Nada tan humano como un monstruo bien vestido
Por Julieta Strasberg
El cazador, el nazi y la tensión que no se resuelve: tiembla
Por Julieta Strasberg
¿Qué sucede cuando una víctima se sienta frente al rostro educado del crimen? ¿Qué queda cuando la historia no condena del todo, pero tampoco absuelve? ¿Puede existir diálogo con quien fue engranaje —brillante, eficaz— de una maquinaria de exterminio?
Preguntas como estas, sin respuestas definitivas, atraviesan El cazador y el buen nazi, la obra escrita por Mario Diament, dirigida con precisión invisible por Daniel Marcove, e interpretada con una tensión poética extraordinaria por Jean-Pierre Noher y Ernesto Claudio. En tiempos de certezas veloces, esta pieza elige demorarse en la duda, habitar la incomodidad y dejar arder la pregunta.
Un escritorio modesto en Viena. Una visita inesperada, después de veinte años de prisión.

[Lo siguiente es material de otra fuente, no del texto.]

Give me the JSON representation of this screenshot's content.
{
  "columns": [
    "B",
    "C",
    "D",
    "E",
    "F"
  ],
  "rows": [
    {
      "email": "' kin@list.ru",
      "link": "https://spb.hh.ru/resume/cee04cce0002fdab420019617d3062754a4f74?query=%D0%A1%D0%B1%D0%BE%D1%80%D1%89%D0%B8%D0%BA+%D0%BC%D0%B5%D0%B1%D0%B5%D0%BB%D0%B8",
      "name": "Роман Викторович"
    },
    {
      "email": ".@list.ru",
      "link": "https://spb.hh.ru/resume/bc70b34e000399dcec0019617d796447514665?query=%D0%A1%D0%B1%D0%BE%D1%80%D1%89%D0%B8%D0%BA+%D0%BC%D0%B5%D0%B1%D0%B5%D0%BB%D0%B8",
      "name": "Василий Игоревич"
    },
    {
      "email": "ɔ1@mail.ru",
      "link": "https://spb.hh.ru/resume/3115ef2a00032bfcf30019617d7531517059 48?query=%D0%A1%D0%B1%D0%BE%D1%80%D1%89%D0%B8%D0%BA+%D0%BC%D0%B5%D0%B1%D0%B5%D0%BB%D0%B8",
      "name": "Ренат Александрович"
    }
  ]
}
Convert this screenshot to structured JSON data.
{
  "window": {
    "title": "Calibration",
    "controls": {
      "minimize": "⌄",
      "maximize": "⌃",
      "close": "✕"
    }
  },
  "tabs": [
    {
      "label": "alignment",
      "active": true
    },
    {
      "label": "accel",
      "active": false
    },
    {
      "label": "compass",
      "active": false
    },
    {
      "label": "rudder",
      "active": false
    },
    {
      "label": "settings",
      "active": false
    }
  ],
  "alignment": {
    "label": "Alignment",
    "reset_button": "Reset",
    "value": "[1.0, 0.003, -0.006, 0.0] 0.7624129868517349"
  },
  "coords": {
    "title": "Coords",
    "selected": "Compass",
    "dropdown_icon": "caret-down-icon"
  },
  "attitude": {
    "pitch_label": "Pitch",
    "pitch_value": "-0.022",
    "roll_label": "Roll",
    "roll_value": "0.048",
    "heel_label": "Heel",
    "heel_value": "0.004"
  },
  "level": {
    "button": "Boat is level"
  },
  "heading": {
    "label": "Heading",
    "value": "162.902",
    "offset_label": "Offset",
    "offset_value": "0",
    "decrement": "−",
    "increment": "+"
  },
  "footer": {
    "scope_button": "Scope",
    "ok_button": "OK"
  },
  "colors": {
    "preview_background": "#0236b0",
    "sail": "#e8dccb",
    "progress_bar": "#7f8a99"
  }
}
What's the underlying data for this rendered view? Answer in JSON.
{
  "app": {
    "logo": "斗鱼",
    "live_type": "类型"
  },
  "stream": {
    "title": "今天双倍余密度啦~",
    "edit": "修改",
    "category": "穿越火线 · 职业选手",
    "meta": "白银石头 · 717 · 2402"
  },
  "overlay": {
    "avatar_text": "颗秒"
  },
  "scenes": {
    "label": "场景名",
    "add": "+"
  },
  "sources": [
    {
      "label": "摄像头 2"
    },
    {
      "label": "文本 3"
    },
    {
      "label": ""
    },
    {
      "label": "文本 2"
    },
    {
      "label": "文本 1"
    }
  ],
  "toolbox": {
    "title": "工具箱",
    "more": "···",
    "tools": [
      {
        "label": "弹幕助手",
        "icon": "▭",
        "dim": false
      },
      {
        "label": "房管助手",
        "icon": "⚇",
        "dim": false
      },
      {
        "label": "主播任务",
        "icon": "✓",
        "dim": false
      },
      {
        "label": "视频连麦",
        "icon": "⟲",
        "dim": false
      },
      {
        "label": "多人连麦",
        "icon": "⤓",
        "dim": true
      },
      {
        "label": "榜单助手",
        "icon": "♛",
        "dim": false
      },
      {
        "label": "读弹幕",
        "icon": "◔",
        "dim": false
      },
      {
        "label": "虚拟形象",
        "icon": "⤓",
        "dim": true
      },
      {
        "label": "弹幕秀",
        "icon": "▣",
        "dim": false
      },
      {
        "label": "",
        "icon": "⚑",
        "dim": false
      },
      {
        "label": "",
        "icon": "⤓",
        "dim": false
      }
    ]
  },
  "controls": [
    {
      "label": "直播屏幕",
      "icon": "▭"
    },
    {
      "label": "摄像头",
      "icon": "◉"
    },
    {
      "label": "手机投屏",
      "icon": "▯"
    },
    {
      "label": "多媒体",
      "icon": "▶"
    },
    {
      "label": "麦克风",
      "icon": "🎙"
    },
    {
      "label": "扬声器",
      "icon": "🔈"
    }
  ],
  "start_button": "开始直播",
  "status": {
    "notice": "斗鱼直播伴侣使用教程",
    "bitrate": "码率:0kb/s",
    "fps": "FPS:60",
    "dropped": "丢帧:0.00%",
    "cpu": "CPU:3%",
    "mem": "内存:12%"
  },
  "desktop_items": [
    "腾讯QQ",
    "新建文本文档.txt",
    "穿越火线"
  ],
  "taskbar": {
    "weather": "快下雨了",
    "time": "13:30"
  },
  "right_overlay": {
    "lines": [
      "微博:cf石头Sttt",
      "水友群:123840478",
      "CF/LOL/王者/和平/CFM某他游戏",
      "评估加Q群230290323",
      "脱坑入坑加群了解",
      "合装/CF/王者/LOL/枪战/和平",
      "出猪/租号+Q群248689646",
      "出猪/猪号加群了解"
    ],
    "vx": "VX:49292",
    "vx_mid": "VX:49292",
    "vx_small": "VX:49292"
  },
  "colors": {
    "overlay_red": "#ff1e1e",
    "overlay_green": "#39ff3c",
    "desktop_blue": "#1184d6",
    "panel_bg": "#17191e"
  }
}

Un diálogo improbable que se despliega como interrogatorio moral. El cazador y el buen nazi dramatiza el encuentro real entre Simón Wiesenthal, sobreviviente de varios campos de concentración y cazador incansable de nazis, y Albert Speer, arquitecto del régimen y ministro de Hitler, quien logró escapar a la horca por, supuestamente, no haber sabido nada.
Dos figuras enfrentadas por la historia.
Dos memorias que no se reconcilian.
Dos cuerpos que se miran desde el borde del abismo.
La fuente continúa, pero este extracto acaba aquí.